Conserving Water

  • 16 March 2011
  • Home Energy Centre
Myth: There is no need to conserve water in New Zealand

Excessive fresh water use comes at a cost to you and to the environment. Even areas of high rainfall, (such as the West Coast of the South Island), face the cost of filtering and supplying clean water. Areas such as Canterbury are facing even more issues due to the low rainfall.

Using less water saves you money. Your rates pay for maintaining and upgrading water and waste water services – if you use less, these costs go down. Councils spend about a third of their annual operating budgets delivering and disposing of water. The costs of upgrading or building new water management systems will rise in future.

And if we use less water, we protect the environment from the harmful effects of drawing clean water and disposing of waste water. Up to 2% of the water delivered to your home is used for drinking or cooking - the rest gets flushed into the waste water system. If we produce less waste water, we lower the risk of leaks or spills that can foul streams, rivers, lakes and beaches.

Fortunately there are many simple things that can reduce those financial and environmental cost.

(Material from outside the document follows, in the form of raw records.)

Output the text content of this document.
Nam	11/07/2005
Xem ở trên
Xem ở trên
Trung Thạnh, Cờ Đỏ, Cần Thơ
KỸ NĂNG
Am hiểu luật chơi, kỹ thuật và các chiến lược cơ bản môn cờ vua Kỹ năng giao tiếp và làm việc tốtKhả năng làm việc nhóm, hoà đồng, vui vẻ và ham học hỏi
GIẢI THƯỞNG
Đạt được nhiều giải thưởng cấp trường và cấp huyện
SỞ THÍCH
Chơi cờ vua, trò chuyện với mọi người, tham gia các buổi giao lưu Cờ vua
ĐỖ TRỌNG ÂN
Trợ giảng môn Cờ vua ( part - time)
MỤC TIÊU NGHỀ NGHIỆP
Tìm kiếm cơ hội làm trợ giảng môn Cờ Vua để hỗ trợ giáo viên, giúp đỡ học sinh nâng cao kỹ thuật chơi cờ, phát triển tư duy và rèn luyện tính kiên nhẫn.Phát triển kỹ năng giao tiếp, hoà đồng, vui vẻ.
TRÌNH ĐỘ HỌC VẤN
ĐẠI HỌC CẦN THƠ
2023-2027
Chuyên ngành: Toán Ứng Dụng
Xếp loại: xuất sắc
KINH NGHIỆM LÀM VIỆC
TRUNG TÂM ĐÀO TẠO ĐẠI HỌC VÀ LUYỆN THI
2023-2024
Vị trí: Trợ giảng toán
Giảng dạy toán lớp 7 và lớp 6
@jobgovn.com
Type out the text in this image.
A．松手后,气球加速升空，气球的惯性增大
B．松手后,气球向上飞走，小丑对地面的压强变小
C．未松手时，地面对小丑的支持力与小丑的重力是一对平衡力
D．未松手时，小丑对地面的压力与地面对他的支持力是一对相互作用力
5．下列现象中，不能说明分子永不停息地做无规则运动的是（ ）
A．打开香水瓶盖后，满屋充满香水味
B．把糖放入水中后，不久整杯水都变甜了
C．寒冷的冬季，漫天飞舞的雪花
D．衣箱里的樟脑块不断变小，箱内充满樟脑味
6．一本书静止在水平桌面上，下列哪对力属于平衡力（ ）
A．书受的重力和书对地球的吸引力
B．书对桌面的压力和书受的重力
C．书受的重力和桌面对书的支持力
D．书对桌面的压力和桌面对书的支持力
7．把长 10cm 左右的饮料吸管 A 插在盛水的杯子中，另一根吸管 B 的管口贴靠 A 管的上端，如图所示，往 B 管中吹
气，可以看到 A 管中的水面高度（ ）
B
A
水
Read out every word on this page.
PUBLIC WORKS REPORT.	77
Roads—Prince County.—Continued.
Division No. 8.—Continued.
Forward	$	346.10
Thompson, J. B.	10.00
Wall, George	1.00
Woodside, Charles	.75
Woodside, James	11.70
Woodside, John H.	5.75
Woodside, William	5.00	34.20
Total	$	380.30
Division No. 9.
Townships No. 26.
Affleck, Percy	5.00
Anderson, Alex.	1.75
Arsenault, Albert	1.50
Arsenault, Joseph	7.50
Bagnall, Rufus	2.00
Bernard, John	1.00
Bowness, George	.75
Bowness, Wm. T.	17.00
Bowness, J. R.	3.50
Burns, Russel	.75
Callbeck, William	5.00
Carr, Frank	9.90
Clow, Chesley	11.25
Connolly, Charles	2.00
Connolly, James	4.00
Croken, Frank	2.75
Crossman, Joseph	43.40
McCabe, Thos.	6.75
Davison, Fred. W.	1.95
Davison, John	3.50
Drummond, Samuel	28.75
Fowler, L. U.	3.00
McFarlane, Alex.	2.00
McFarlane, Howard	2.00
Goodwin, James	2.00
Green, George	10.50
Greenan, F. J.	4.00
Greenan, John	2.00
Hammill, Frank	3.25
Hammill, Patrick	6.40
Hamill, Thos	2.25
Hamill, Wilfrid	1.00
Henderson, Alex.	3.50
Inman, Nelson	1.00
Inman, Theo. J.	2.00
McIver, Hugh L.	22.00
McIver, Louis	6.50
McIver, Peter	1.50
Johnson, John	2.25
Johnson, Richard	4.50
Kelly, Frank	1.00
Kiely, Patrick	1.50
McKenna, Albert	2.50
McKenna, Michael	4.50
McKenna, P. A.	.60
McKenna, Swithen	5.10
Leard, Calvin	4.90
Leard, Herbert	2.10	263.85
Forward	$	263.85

Here are some small tips that will help you to achieve this goal.

Turn off the tap when you brush your teeth.
A tap can discharge up to 18 litres of water per minute. That’s the equivalent of more than a bucket of water if you left the tap going while brushing your teeth for just one minute. Try using a glass of water to rinse and use the tap just when needed.

Put a plug in the sink when you wash or shave.
A running tap can discharge up to 10 litres of water per minute - that’s the equivalent of one whole bucket!

Keep track of your shower time; try to shower for 5 minutes or less.
Keeping track of your shower time can have a big impact on water use, even a low flow shower head can use about 35 litres of water per 5 minute shower.

Save water — put a brick in the toilet cistern and reduce its water capacity.
Save water and adjust your toilet to reduce the amount of water in the cistern.

Save water and use a bucket to wash your car.
Using a bucket to clean the car and a hose to rinse it off uses less water.

If possible, wash the car on the lawn.
Washing the car on the lawn waters the grass and stops detergent going down stormwater drains.

Use your dishwasher and/or washing machine on full loads.
A full load uses less water and energy per kilogram than a partial one. Try to only use these appliances when they’re full to save overall water use.

Consider taking a shower instead of a bath.
Short showers use less energy and water than baths. You can save even more by fitting a low flow shower head.